The use of consumer data for optimizing smart grids for electricity and district heating

Carl Dalhammar, Lund University

The Smart Cities Accelerator (SCA) project is an InterReg project that involves a number of Swedish and Danish municipalities and universities. The Malmö and Lund municipalities in Sweden are among the project partners. The aims are to develop new local smart grid solutions, and optimize current grids for district heating and electricity. The context of Sweden and Denmark is unique, for several reasons. The Nordic countries established one of the first common electricity markets, and this was accomplished despite the fact that the Nordic countries have quite different electricity mixes and quite different support schemes for renewables.  Both Sweden and Denmark have a very high share of district heating in the energy mix. The Swedish heating market, as a whole, has a net heat demand of around 100 TWh per year, whereof district heating covers around 50%. It dominates the business to business segment with over 90% of the market share for multi dwelling buildings and around 80% of the market share for non-residential buildings.

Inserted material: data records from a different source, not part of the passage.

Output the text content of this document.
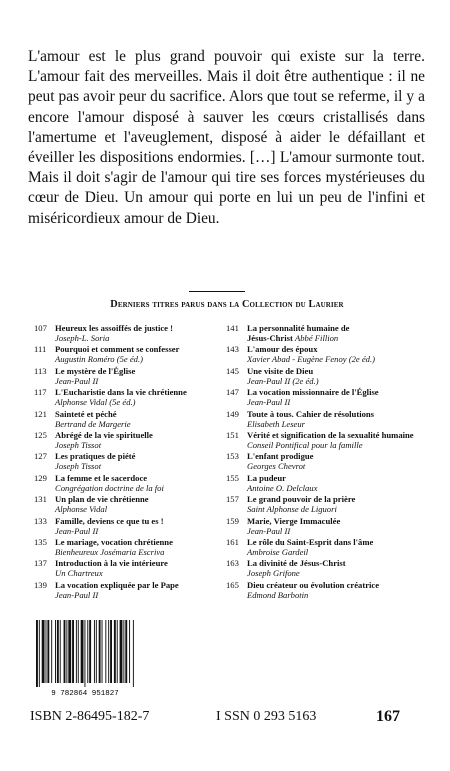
L'amour est le plus grand pouvoir qui existe sur la terre. L'amour fait des merveilles. Mais il doit être authentique : il ne peut pas avoir peur du sacrifice. Alors que tout se referme, il y a encore l'amour disposé à sauver les cœurs cristallisés dans l'amertume et l'aveuglement, disposé à aider le défaillant et éveiller les dispositions endormies. […] L'amour surmonte tout. Mais il doit s'agir de l'amour qui tire ses forces mystérieuses du cœur de Dieu. Un amour qui porte en lui un peu de l'infini et miséricordieux amour de Dieu.

Derniers titres parus dans la Collection du Laurier

107 Heureux les assoiffés de justice !
Joseph-L. Soria
111	Pourquoi et comment se confesser
Augustin Roméro (5e éd.)
113 Le mystère de l'Église
Jean-Paul II
117 L'Eucharistie dans la vie chrétienne
Alphonse Vidal (5e éd.)
121 Sainteté et péché
Bertrand de Margerie
125 Abrégé de la vie spirituelle
Joseph Tissot
127 Les pratiques de piété
Joseph Tissot
129 La femme et le sacerdoce
Congrégation doctrine de la foi
131 Un plan de vie chrétienne
Alphonse Vidal
133 Famille, deviens ce que tu es !
Jean-Paul II
135 Le mariage, vocation chrétienne
Bienheureux Josémaria Escriva
137 Introduction à la vie intérieure
Un Chartreux
139 La vocation expliquée par le Pape
Jean-Paul II
141 La personnalité humaine de
Jésus-Christ Abbé Fillion
143 L'amour des époux
Xavier Abad - Eugène Fenoy (2e éd.)
145 Une visite de Dieu
Jean-Paul II (2e éd.)
147 La vocation missionnaire de l'Église
Jean-Paul II
149 Toute à tous. Cahier de résolutions
Elisabeth Leseur
151 Vérité et signification de la sexualité humaine
Conseil Pontifical pour la famille
153 L'enfant prodigue
Georges Chevrot
155 La pudeur
Antoine O. Delclaux
157 Le grand pouvoir de la prière
Saint Alphonse de Liguori
159 Marie, Vierge Immaculée
Jean-Paul II
161 Le rôle du Saint-Esprit dans l'âme
Ambroise Gardeil
163 La divinité de Jésus-Christ
Joseph Grifone
165 Dieu créateur ou évolution créatrice
Edmond Barbotin
9 782864 951827
ISBN 2-86495-182-7	I SSN 0 293 5163	167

One of the issues to be investigated in the project concerns how to optimize current district heating grids, and improve the performance, by making changes in e.g. temperature, pressure, and the use of heat pumps – delivering heat just in time. This optimization will require access to high quality user data. A related challenge concerns how to make better use of waste heat from industries and research facilities for heating purposes. This is especially relevant in Lund where the new state-of-the-art research facilities MAX IV (a synchrotron radiation facility) and the European Spallation Source (ESS) will produce a lot waste heat.

Having access to consumer data is complicated by rules related to data integrity. Such rules have implications for the potential to collect, store and make use of the data. Most notably, the EU General Data Protection Regulation (GDPR) will come into force May 2018 and has to be taken into account when it comes to processing private data in smart grids.

At the European Union (EU) level, there are now guidelines for the use of consumer data in electricity grids. There are however no such guidelines for data in district heating grids. The guidelines for electricity grids are not directly applicable to district heating, as there are substantial differences between the two systems. For instance, in electricity grids the Swedish rules require ownership unbundling to split electricity generation (electricity production) from transmission (electricity from electrical generating station to a distribution system operator or to the consumer). For practical reasons, no such unbundling is required for district heating.

The aims of this contribution are 1) to provide an analysis of the legal issues related to consumer data collection, storage, and usage in electricity and district heating grids and 2) discuss the implications of our analysis for grid owners that aim at optimizing the grids. Thus, the outcome is to provide the main legal barriers, as well as potential opportunities, to make more use of consumer data in order to optimize grids.

The methods employed will be 1) an analysis of law and policy documents and 2) semi-structured interviews with experts. Interviews will be a useful complement to the policy analysis as many of the relevant rules are new and can be subject to interpretation.